Beat the heat
This week’s high temperatures combined with a heat index over 100 posed dangerous, even fatal, hazards to area residents and animals — heat cramps, heat exhaustion and sunstroke.
The National Weather Service advises that once the heat index tops 90, people are at much higher risk for heat cramps, sunstroke and heat exhaustion if they experience prolonged exposure to the heat. Heatstroke is a medical emergency where the person’s body temperature reaches 106 degrees or higher. A person can become unconscious and need emergency medical assistance.
Heat exhaustion and heat stroke can affect anyone, especially people who work outside or in hot inside environments such as some manufacturing jobs. People involved in recreational activities, such as playing baseball, also are at risk. A lot of times, such people don’t realized, until it’s too late, just how much the extreme heat is affecting them.

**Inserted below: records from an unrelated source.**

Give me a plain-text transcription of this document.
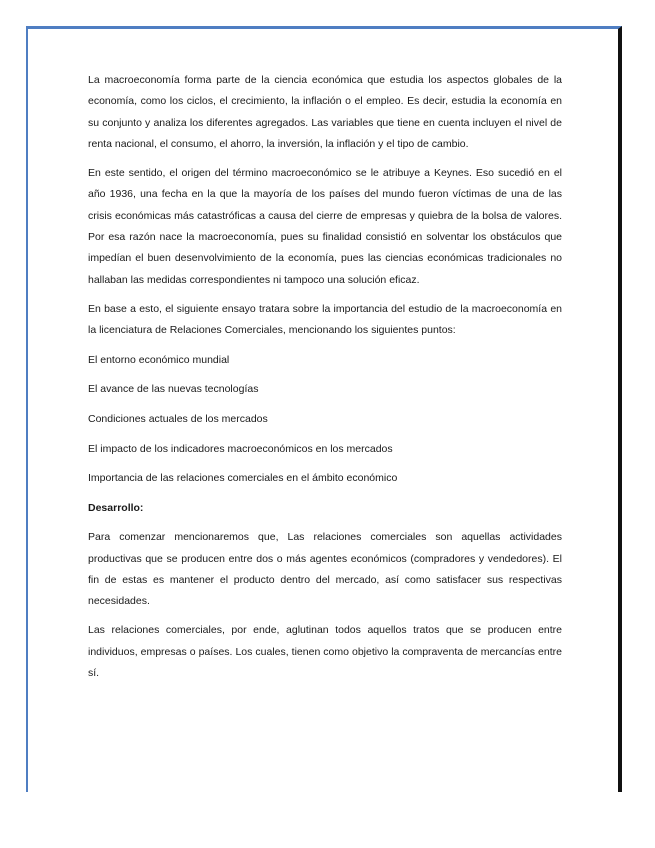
La macroeconomía forma parte de la ciencia económica que estudia los aspectos globales de la economía, como los ciclos, el crecimiento, la inflación o el empleo. Es decir, estudia la economía en su conjunto y analiza los diferentes agregados. Las variables que tiene en cuenta incluyen el nivel de renta nacional, el consumo, el ahorro, la inversión, la inflación y el tipo de cambio.

En este sentido, el origen del término macroeconómico se le atribuye a Keynes. Eso sucedió en el año 1936, una fecha en la que la mayoría de los países del mundo fueron víctimas de una de las crisis económicas más catastróficas a causa del cierre de empresas y quiebra de la bolsa de valores. Por esa razón nace la macroeconomía, pues su finalidad consistió en solventar los obstáculos que impedían el buen desenvolvimiento de la economía, pues las ciencias económicas tradicionales no hallaban las medidas correspondientes ni tampoco una solución eficaz.

En base a esto, el siguiente ensayo tratara sobre la importancia del estudio de la macroeconomía en la licenciatura de Relaciones Comerciales, mencionando los siguientes puntos:

El entorno económico mundial

El avance de las nuevas tecnologías

Condiciones actuales de los mercados

El impacto de los indicadores macroeconómicos en los mercados

Importancia de las relaciones comerciales en el ámbito económico

Desarrollo:

Para comenzar mencionaremos que, Las relaciones comerciales son aquellas actividades productivas que se producen entre dos o más agentes económicos (compradores y vendedores). El fin de estas es mantener el producto dentro del mercado, así como satisfacer sus respectivas necesidades.

Las relaciones comerciales, por ende, aglutinan todos aquellos tratos que se producen entre individuos, empresas o países. Los cuales, tienen como objetivo la compraventa de mercancías entre sí.
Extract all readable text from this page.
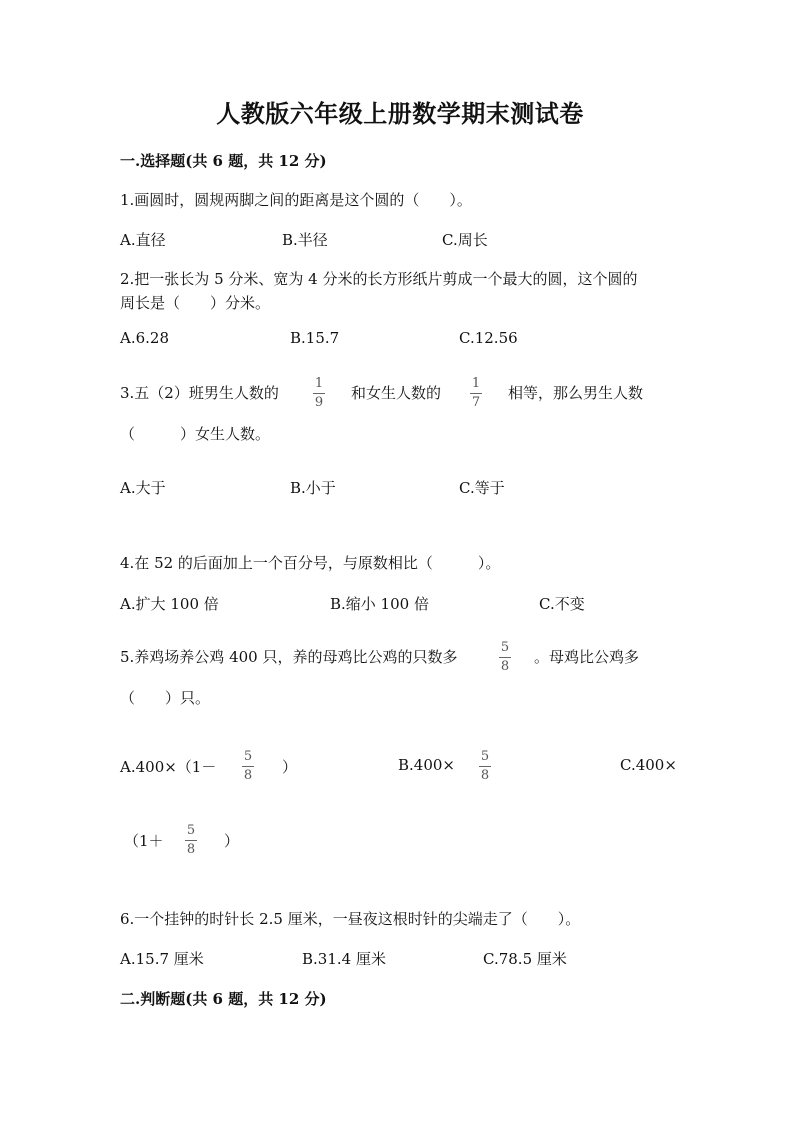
人教版六年级上册数学期末测试卷
一.选择题(共 6 题，共 12 分)
1.画圆时，圆规两脚之间的距离是这个圆的（　　）。
A.直径	B.半径	C.周长
2.把一张长为 5 分米、宽为 4 分米的长方形纸片剪成一个最大的圆，这个圆的
周长是（　　）分米。
A.6.28	B.15.7	C.12.56
3.五（2）班男生人数的
1
9
和女生人数的
1
7
相等，那么男生人数
（　　　）女生人数。
A.大于	B.小于	C.等于
4.在 52 的后面加上一个百分号，与原数相比（　　　）。
A.扩大 100 倍	B.缩小 100 倍	C.不变
5.养鸡场养公鸡 400 只，养的母鸡比公鸡的只数多
5
8
。母鸡比公鸡多
（　　）只。
A.400×（1－
5
8 ）	B.400× 5
8
C.400×
（1＋
5
8 ）
6.一个挂钟的时针长 2.5 厘米，一昼夜这根时针的尖端走了（　　）。
A.15.7 厘米	B.31.4 厘米	C.78.5 厘米
二.判断题(共 6 题，共 12 分)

According to the N.C. Department of Health and Human services, there were about 163 emergency departments visits for heat-related illnesses across the state during the week of June 10-16. So far this season, there have been about 822 heat-related illnesses treated in emergency departments across the state. Most of those heat-related illnesses occurred in the Piedmont region (48 percent) and coastal region (43 percent).
The Mayo Clinic offers the following advice to prevent heat exhaustion and heat stroke:
- wear loose-fitting, light-weight and light-colored clothing;
- avoid sunburn
- seek cooler places;
- drink plenty of fluids;
- avoid hot spots (inside of a parked car);
- let your body acclimate to the heat.
Heatstroke requires emergency treatment. Left untreated, heatstroke can cause brain, heart, kidney and muscle damage. Damage worsens the longer treatment is delayed, increasing the risk of serious complications or death.
Heat-related illnesses are treatable, and the sooner such treatment is provided, the better.
Do what’s necessary to beat the heat instead of the heat beating you.